# Spark Solution to Secondary Sort

### Option #1
* Read and buffer all of the values for a given key in an Array or List data structure and then do an in-reducer sort on the values. This solution works if you have a small set of values (which will fit in memory) per reducer key.

#### Step 1: Create a RDD

In [1]:
filePath = "TimeSeriesData"

In [2]:
tsRDD = sc.textFile(filePath)
type(tsRDD)

pyspark.rdd.RDD

In [3]:
tsRDD.take(7)

['name time value', 'x 2 9', 'y 2 5', 'x 1 3', 'y 1 7', 'y 3 1', 'x 3 6']

#### Step 2: Filtering column from our data

In [4]:
head = tsRDD.first()

In [5]:
tshRDD = tsRDD.filter(lambda data: data!=head)

In [6]:
tshRDD.first()

'x 2 9'

#### Step 3: Converting to PairRDD

* i.e Key - value Pair
* here tuple(key, value)
    * Key -> name
    * Value -> tuple(time, value)
* Always try to use tuple instead of list.
* since w.k.t both RDD and Tuple are **Immutable**.

In [7]:
# For Parsing the Row
def parseTs(row):
    read = row.split(" ")
    return (read[0], (int(read[1]), int(read[2])))

In [8]:
tsPairRDD = tshRDD.map(parseTs)

In [9]:
tsPairRDD.take(5)

[('x', (2, 9)), ('y', (2, 5)), ('x', (1, 3)), ('y', (1, 7)), ('y', (3, 1))]

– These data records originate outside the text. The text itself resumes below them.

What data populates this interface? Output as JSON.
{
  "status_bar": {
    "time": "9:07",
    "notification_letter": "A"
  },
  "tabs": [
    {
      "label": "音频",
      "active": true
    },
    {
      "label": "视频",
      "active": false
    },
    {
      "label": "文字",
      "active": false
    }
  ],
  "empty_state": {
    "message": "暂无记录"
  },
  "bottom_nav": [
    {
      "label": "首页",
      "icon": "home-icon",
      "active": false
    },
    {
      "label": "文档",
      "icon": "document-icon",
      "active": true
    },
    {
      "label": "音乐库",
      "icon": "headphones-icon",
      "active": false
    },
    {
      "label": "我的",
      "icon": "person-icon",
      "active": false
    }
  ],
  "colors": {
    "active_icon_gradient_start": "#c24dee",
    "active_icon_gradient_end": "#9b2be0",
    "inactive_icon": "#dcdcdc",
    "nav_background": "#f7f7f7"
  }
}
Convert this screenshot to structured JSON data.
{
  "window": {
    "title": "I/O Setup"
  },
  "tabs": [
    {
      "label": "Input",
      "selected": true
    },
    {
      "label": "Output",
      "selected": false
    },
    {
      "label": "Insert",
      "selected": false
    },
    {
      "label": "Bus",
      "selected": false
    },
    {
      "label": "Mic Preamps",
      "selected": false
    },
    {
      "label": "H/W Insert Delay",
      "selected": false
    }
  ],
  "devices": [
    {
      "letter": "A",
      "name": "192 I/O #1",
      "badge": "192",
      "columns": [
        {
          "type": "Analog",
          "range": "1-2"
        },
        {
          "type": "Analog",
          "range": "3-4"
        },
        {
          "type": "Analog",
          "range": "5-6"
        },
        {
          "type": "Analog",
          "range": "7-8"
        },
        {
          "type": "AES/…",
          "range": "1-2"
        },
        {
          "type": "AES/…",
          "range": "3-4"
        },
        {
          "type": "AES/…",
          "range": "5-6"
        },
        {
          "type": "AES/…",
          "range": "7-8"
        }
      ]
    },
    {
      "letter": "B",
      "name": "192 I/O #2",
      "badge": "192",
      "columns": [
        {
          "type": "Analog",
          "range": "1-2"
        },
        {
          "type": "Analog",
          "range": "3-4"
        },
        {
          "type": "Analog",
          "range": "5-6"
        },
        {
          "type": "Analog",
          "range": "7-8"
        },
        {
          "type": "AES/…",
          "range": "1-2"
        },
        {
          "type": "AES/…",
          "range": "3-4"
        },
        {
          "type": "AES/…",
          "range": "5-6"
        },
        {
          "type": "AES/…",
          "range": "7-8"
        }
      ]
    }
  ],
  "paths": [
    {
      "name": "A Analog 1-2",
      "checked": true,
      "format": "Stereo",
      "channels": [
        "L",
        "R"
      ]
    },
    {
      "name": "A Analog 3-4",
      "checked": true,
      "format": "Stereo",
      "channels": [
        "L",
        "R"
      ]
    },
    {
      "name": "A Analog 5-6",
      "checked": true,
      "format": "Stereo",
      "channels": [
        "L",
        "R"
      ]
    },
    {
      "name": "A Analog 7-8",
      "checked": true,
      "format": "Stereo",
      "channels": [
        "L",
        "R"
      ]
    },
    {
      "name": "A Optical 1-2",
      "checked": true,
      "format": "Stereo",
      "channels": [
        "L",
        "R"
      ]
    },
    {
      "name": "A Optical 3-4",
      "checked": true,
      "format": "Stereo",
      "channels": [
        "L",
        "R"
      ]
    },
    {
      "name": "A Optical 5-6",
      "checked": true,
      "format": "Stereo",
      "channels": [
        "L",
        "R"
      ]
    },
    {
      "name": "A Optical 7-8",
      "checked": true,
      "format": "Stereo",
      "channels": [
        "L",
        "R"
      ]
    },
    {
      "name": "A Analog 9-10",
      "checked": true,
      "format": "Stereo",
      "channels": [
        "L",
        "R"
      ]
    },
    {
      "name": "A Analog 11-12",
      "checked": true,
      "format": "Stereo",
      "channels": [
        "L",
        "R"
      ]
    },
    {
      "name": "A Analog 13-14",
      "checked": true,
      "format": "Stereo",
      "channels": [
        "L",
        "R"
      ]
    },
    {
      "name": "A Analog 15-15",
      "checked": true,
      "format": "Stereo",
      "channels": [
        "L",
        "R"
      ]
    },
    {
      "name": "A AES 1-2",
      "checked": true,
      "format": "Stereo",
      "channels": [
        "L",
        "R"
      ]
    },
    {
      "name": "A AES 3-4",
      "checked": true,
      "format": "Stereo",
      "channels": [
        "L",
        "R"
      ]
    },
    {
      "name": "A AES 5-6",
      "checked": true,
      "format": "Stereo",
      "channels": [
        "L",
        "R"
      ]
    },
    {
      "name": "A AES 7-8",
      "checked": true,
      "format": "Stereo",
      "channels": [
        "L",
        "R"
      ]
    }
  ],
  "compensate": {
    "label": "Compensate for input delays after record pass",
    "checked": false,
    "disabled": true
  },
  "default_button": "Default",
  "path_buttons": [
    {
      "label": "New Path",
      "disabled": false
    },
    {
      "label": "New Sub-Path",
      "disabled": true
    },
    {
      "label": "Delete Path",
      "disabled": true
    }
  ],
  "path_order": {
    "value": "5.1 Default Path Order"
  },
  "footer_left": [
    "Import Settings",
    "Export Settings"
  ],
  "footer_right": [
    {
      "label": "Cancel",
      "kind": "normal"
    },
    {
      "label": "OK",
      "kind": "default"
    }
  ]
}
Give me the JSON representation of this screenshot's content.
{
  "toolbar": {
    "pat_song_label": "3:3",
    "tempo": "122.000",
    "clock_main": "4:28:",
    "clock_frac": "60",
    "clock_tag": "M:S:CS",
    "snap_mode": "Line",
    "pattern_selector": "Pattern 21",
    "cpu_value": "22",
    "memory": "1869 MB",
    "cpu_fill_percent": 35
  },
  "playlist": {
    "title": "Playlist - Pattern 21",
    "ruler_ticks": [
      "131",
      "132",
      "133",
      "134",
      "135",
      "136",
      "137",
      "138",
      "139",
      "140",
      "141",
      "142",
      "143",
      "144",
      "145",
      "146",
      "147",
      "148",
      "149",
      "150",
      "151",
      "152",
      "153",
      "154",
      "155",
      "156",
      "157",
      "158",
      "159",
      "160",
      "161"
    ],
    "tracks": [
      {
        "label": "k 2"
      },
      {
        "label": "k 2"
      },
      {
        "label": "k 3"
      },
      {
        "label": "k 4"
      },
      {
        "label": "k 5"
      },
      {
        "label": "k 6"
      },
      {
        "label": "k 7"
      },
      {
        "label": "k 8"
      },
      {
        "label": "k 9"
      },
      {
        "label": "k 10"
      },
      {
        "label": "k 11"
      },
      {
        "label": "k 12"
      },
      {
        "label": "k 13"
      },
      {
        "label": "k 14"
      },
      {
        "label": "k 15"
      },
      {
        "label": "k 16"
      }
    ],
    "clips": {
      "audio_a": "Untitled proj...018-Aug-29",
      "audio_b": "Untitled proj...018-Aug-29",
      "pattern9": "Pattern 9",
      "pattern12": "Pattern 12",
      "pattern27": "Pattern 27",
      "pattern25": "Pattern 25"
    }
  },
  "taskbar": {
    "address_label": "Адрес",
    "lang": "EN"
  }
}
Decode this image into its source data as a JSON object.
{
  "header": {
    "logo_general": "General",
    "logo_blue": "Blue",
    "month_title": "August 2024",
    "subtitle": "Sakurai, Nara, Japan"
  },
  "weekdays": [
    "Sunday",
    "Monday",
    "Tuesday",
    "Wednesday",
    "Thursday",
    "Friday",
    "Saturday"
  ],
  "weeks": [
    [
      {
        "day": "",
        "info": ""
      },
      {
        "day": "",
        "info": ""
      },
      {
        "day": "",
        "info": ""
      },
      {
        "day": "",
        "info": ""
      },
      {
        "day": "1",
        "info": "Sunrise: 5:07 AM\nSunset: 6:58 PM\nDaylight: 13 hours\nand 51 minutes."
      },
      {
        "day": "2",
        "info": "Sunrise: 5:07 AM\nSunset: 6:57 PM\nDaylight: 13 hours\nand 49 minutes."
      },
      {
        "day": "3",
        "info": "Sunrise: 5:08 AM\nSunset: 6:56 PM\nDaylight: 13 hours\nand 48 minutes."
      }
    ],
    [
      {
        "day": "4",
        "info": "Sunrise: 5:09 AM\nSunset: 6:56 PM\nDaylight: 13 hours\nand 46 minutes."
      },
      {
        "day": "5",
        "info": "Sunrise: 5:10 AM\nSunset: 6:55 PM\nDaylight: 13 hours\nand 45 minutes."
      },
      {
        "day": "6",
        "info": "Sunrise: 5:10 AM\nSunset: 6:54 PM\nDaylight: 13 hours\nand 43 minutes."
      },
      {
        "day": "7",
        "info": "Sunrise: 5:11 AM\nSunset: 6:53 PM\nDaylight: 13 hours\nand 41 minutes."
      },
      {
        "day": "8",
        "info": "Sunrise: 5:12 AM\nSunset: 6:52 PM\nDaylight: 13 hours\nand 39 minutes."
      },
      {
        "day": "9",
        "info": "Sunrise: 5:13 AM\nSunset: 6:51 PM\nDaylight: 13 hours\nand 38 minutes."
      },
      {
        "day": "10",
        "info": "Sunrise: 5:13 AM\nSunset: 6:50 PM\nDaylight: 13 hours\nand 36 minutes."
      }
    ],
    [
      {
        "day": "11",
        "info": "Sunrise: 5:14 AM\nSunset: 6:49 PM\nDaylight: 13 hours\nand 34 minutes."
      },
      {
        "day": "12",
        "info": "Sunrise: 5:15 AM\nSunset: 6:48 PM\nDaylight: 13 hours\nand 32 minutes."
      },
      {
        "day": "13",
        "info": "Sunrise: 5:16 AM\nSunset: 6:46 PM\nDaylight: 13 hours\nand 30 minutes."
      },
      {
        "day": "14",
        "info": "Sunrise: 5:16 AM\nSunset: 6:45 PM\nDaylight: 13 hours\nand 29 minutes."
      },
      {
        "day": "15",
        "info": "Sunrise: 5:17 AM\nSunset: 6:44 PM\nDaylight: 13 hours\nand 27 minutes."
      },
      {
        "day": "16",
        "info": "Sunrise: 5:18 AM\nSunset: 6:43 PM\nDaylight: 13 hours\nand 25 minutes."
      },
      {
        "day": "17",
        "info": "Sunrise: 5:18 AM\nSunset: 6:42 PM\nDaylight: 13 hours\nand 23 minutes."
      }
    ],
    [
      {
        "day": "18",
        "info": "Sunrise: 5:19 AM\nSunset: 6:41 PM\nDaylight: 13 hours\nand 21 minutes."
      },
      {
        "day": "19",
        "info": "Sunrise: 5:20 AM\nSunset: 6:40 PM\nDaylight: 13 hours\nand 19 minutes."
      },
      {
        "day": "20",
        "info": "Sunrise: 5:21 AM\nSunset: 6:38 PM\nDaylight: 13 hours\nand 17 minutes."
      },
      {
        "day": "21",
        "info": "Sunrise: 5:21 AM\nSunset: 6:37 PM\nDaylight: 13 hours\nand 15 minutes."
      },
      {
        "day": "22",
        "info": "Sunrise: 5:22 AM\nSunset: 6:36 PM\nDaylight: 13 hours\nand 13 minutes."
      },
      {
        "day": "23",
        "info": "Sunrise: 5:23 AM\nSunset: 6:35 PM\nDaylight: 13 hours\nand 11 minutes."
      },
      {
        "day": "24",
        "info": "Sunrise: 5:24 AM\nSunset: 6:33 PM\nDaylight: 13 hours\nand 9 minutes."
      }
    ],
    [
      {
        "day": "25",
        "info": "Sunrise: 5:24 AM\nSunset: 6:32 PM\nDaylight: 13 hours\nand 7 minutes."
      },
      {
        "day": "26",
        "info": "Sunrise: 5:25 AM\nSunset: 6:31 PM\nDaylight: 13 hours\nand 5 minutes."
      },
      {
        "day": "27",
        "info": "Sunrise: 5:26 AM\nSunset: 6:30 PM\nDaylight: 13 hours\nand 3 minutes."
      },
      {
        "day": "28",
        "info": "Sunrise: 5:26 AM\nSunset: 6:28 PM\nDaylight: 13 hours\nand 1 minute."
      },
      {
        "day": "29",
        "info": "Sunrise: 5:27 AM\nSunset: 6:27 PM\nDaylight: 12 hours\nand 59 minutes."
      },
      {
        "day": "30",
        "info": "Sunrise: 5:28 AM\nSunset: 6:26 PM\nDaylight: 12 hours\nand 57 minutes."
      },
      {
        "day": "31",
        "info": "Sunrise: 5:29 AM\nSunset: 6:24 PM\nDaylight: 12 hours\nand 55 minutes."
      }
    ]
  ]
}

#### Step 4: Group PairRDD elements by the key (name)

In [10]:
tsPairGRDD = tsPairRDD.groupByKey()

In [11]:
tsPairGRDD.mapValues(lambda x: list(x)).collect()

[('y', [(2, 5), (1, 7), (3, 1)]),
 ('p', [(2, 6), (4, 7), (1, 9), (6, 0), (7, 3)]),
 ('x', [(2, 9), (1, 3), (3, 6)]),
 ('z', [(1, 4), (2, 8), (3, 7), (4, 0)])]

In [12]:
tsPairGRDD.mapValues(lambda x: sorted(x, key=lambda t: t[0])).collect()

[('y', [(1, 7), (2, 5), (3, 1)]),
 ('p', [(1, 9), (2, 6), (4, 7), (6, 0), (7, 3)]),
 ('x', [(1, 3), (2, 9), (3, 6)]),
 ('z', [(1, 4), (2, 8), (3, 7), (4, 0)])]

In [13]:
tsPairGRDD.mapValues(lambda x: sorted(x, key=lambda t: t[0], reverse=True)).collect()

[('y', [(3, 1), (2, 5), (1, 7)]),
 ('p', [(7, 3), (6, 0), (4, 7), (2, 6), (1, 9)]),
 ('x', [(3, 6), (2, 9), (1, 3)]),
 ('z', [(4, 0), (3, 7), (2, 8), (1, 4)])]